Je pense qu’on n’est pas obligé de dire que toute forme de caricature utilise nécessairement ces stéréotypes-là. C’est ça, en fait, mon point. Je suis d’accord qu’on devrait renvoyer certains caricaturistes à la table à dessin pour les amener à explorer d’autres visuels que certains stéréotypes clichés et démodés, mais pour moi, ça ne remet pas en question le genre de la caricature politique qui apparaît dans les journaux.
Je pense que ce qui fait en sorte qu’on a de plus en plus de caricatures qui sont controversées, c’est qu’elles circulent, avec les réseaux sociaux, chez des gens qui ne la consultent pas nécessairement dans le journal. Aussi, je lisais un article qui disait que les caricaturistes sont majoritairement des hommes blancs et âgés. Il y a clairement un manque de diversité chez les caricaturistes et ça, je pense que ça pose problème.

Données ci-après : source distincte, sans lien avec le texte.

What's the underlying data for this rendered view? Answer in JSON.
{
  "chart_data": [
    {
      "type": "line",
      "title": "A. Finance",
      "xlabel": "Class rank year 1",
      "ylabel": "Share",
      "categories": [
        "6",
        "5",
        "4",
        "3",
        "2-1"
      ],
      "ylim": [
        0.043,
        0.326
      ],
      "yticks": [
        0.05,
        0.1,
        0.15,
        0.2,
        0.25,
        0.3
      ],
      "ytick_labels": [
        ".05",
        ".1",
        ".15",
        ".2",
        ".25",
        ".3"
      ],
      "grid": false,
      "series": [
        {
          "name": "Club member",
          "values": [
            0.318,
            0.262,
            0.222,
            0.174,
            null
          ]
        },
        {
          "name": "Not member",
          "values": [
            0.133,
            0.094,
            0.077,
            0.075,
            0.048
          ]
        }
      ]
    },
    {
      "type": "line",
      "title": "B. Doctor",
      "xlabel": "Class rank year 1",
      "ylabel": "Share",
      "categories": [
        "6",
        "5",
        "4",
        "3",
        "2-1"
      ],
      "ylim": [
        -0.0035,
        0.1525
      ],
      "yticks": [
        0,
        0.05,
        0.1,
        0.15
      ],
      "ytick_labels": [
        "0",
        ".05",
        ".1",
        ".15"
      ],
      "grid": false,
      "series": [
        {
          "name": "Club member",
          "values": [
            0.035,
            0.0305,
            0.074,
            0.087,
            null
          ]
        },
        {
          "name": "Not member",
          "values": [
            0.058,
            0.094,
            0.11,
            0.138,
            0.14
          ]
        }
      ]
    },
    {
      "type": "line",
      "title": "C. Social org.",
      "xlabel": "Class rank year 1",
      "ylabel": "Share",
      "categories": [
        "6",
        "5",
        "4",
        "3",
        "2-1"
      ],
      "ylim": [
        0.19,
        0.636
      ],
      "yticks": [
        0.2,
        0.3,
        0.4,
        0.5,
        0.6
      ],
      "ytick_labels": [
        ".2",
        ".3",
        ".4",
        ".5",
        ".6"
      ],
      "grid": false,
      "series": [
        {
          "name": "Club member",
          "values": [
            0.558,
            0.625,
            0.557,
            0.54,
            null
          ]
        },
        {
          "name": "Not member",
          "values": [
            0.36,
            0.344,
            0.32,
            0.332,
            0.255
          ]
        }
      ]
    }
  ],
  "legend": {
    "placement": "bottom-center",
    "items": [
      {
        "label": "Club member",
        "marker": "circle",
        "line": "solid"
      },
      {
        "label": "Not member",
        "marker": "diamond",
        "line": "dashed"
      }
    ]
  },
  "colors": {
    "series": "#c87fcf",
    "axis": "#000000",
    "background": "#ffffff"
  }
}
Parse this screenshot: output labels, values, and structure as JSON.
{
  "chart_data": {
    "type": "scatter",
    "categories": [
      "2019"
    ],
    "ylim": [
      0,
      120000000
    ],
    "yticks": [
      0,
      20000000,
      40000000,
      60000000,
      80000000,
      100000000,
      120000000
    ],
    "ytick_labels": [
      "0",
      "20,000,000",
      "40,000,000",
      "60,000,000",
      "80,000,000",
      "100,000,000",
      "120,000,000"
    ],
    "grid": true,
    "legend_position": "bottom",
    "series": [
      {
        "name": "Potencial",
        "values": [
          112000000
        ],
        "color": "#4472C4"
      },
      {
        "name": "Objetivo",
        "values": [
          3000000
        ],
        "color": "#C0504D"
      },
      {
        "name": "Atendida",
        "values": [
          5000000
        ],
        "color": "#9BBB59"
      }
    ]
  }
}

Le Pulitzer pour la caricature éditoriale, ça fait 100 ans que ça existe et le premier Afro-Américain qui l’a gagné, c’est cette année, en 2019. Je pense qu’il y a eu deux ou trois femmes également qui l’ont gagné. Pour moi, le problème vient de là. Peut-être qu’au lieu d’arrêter complètement les caricatures, on devrait se poser la question : pourquoi sont-elles controversées ? Il faudrait régler ces problèmes-là avant de dire qu’on supprime complètement la caricature parce que ça génère trop de controverse. La caricature est là pour créer un débat. Elle est dans la section éditoriale d’un journal. Il y a donc des opinions qui sont véhiculées à travers ça et on doit se le rappeler. Pour moi, ce sont d’autres problématiques qui n’ont rien à voir avec l’art de la caricature elle-même.
Sur les réseaux sociaux, on voit que les memes prennent de plus en plus de place dans la critique du pouvoir. Est-ce qu’ils ne seraient pas en train de remplacer la caricature ?
On pourrait aussi voir cette possibilité-là d’alterner et de mettre des memes au lieu d’avoir des dessins de presse, des fois. Je pense qu’un peut exister avec l’autre.
Tu as tout à fait raison de dire que maintenant les memes sont extrêmement populaires et je pense que c’est parce qu’ils sont liés à la démocratie. La caricature politique est liée à une forme de liberté d’expression, un moyen de caricaturer le pouvoir et de le remettre en question par le dessin. Le meme peut faire exactement la même chose et ce qui est intéressant, c’est que le meme est encore plus démocratique parce que tout le monde peut le faire grâce aux memes genarators. Ce pouvoir-là est entre les mains de tous les citoyens.